Dogzard sniffed at the two of them, then walked down to the water's edge. She sniffed at it in turn, then hissed and walked away. Somebody else could swim that river.

"Well, yes," Poertena admitted.

"Fairly well, right?" Kosutic asked. She did have to admit that it was stereotyping. There could be a Pinopan who couldn't swim. It would be like someone from the planet Sherpa, which was basically one giant mountain chain, being afraid of heights. It
could
happen, but it would be like being afraid of oxygen.

"Well, yes," the armorer admitted again, sourly. "I was on a swimming team in high school an' you've gotta believe tee competition was pocking pierce. But t'at's not tee point!" he continued in protest.

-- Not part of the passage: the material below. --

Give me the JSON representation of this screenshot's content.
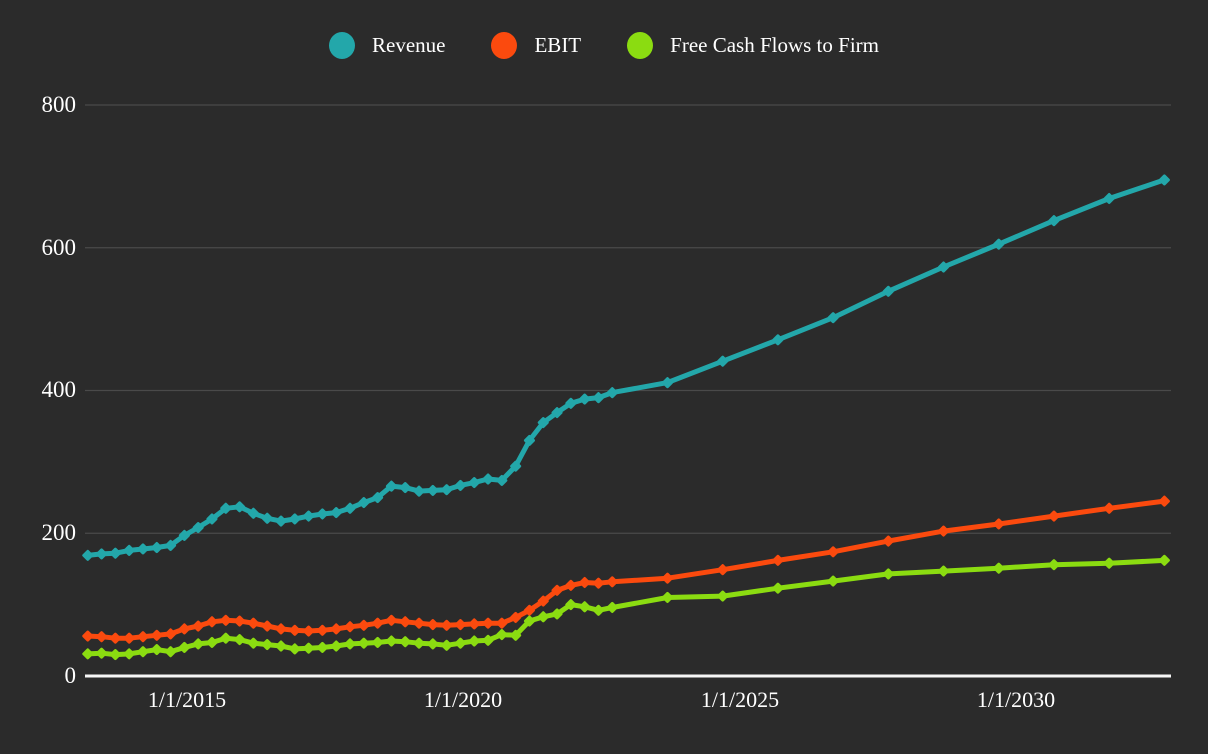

"Right. Sure. Anything you say," Julian soothed as he tied a rope around the diminutive Pinopan's waist. "One sacrifice to the river gods, coming up!"

* * *

Roger shook his head at the good-natured wrangling going on below his tree and took his rifle off safe. The river appeared placid, but no one intended to settle for appearances.

The rifle normally mounted a three-round magazine to save weight, given how heavy the big magnum rounds were, but the manufacturer also offered a ten-round detachable box magazine as an option. Roger had never understood why anyone who could hit what he was aiming at would need ten rounds—unless, of course, he was trying to kill main battle tanks—but two of the ten-round boxes had come with the rifle, and he'd brought them along without really thinking about it.

Now that he was down on Marduk, he'd discovered that his original contemptuous opinion of the option had undergone considerable modification, and he snapped the first, fully loaded ten-round box into place, then slid an eleventh round "up the spout" before he closed the bolt. He also had additional standard magazines laid out on the broad branch in front of him, a box of ammunition opened on his belt, and Matsugae stood ready to reload empties for him on the fly, but even all of that wasn't enough to banish his fear that he might run out of ammo as the day wore on.

Marine sharpshooters were scattered in other trees along the river, but more and more, it was Roger the company depended on when an accurate shot was needed. The time he'd spent big game hunting was coming to the fore, as he invariably placed his big bone-smashing bullets in vulnerable spots.

Julian climbed into the tree next to his and Matsugae's and unlimbered his bead rifle.

"You really ought to have one of these," the NCO noted, gesturing with his chin at the ammunition scattered across the tree limb. "Fifty in a magazine beats three—or even ten—all hollow." The sergeant pulled one of the dual magazines out of the bead rifle and replaced it with one filled with armor piercing. "And now I've got a hundred."